Swiss water or mountain water method
When decaffeinating, the coffee bean is first made to swell with warm water or steam. Then the caffeine is extracted from the bean. This removes the solid components of the coffee bean, including the caffeine. The water, which now contains all solid components of the coffee bean, is passed through an activated carbon filter and the caffeine is filtered out. All other aroma carriers remain in the water.
In the next step, new beans are added to the decaffeinated water and the caffeine is extracted with this water, which no longer contains caffeine. This process is repeated until the bean has reached the desired level of decaffeination.
The beans are then dried. The advantage of this process is that it completely does without solvents. The main disadvantage is the high cost, since the washed out caffeine cannot be reused. In other processes, the caffeine is sold to companies that manufacture soft drinks or energy drinks.
Sugar cane method
In the Sugar Cane method, a solvent is made from molasses and acetic acid (ethyl acetate). Both products are completely natural. Again, the beans are first made to swell with steam and then the caffeine is washed out with the naturally produced ethyl acetate. The ethyl acetate is cleaned again and again during the process and the undesired substances such as caffeine are separated from the solvent. This ensures that the solvent can be reused several times. The beans are then treated with steam several times and washed to remove any residues of the ethyl acetate.
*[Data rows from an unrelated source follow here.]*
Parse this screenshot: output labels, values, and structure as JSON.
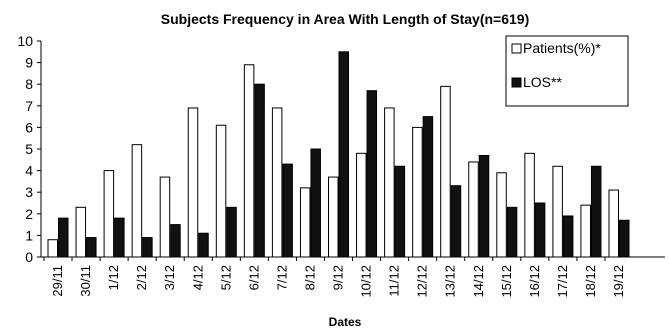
{
  "chart_data": {
    "type": "bar",
    "title": "Subjects Frequency in Area With Length of Stay(n=619)",
    "xlabel": "Dates",
    "ylabel": "",
    "ylim": [
      0,
      10
    ],
    "yticks": [
      0,
      1,
      2,
      3,
      4,
      5,
      6,
      7,
      8,
      9,
      10
    ],
    "grid": false,
    "legend_position": "top-right",
    "categories": [
      "29/11",
      "30/11",
      "1/12",
      "2/12",
      "3/12",
      "4/12",
      "5/12",
      "6/12",
      "7/12",
      "8/12",
      "9/12",
      "10/12",
      "11/12",
      "12/12",
      "13/12",
      "14/12",
      "15/12",
      "16/12",
      "17/12",
      "18/12",
      "19/12"
    ],
    "series": [
      {
        "name": "Patients(%)*",
        "color": "#ffffff",
        "values": [
          0.8,
          2.3,
          4.0,
          5.2,
          3.7,
          6.9,
          6.1,
          8.9,
          6.9,
          3.2,
          3.7,
          4.8,
          6.9,
          6.0,
          7.9,
          4.4,
          3.9,
          4.8,
          4.2,
          2.4,
          3.1
        ]
      },
      {
        "name": "LOS**",
        "color": "#111111",
        "values": [
          1.8,
          0.9,
          1.8,
          0.9,
          1.5,
          1.1,
          2.3,
          8.0,
          4.3,
          5.0,
          9.5,
          7.7,
          4.2,
          6.5,
          3.3,
          4.7,
          2.3,
          2.5,
          1.9,
          4.2,
          1.7
        ]
      }
    ]
  }
}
One advantage of this method is that the raw materials (sugar cane and vinegar) for the production of ethyl acetate can be obtained on site in the coffee growing areas.
Of course, ethyl acetate can also be produced chemically. So here you have to look closely at how the solvent was made.
Other procedures are:
- Decaffeination with dichloromethane (DCM)
- Decaffeination with CO2
Dichloromethane (DCM) method
This procedure works almost the same as the Sugar Cane method. However, dichloromethane (DCM) is used as a solvent. The DCM flows through the steamed coffee beans, releases the caffeine and is then cleaned. The process is repeated several times until the bean has reached the desired caffeine content. The beans are then freed of the DCM again under vacuum with the help of water damping.
According to the legislator (Technical Aid Ordinance) DCM can be contained in coffee with up to 2mg / kg. However, DCM is banned in many European countries due to health concerns.
The advantage of the process is the relatively low cost and the use of caffeine for other products. The disadvantage is that DCM is classified as harmful to health.
With this method, the caffeine is released from the coffee bean using supercritical gases under increased pressure and temperature. CO2 has the property of releasing the caffeine from the bean very quickly. There are two different methods for this method: the discontinuous method and the continuous method. The continuous method is a further development of the discontinuous method. In the first phase, the beans are steamed again with water and then flushed with the CO2 under high pressure. The CO2 is then not freed of the caffeine in an activated carbon filter as in the discontinuous method, but flushed out with water. The CO2 is then used again until the desired caffeine content is reached.
The advantage of this method is the reuse of the caffeine and the comparatively low cost.
Old methods still partially used
In the past, a lot of coffee was decaffeinated with benzene. The procedure is the same as the DCM procedure. However, benzene is classified as harmful to health and is therefore no longer used.
What does decaffeinated coffee actually mean?
The residual caffeine content in the European Union is 0.1 percent. So a kilogram of dry roasted coffee has less than 1 gram of caffeine. A normal coffee is around 15 grams or 1.5 percent per kilogram of roasted coffee.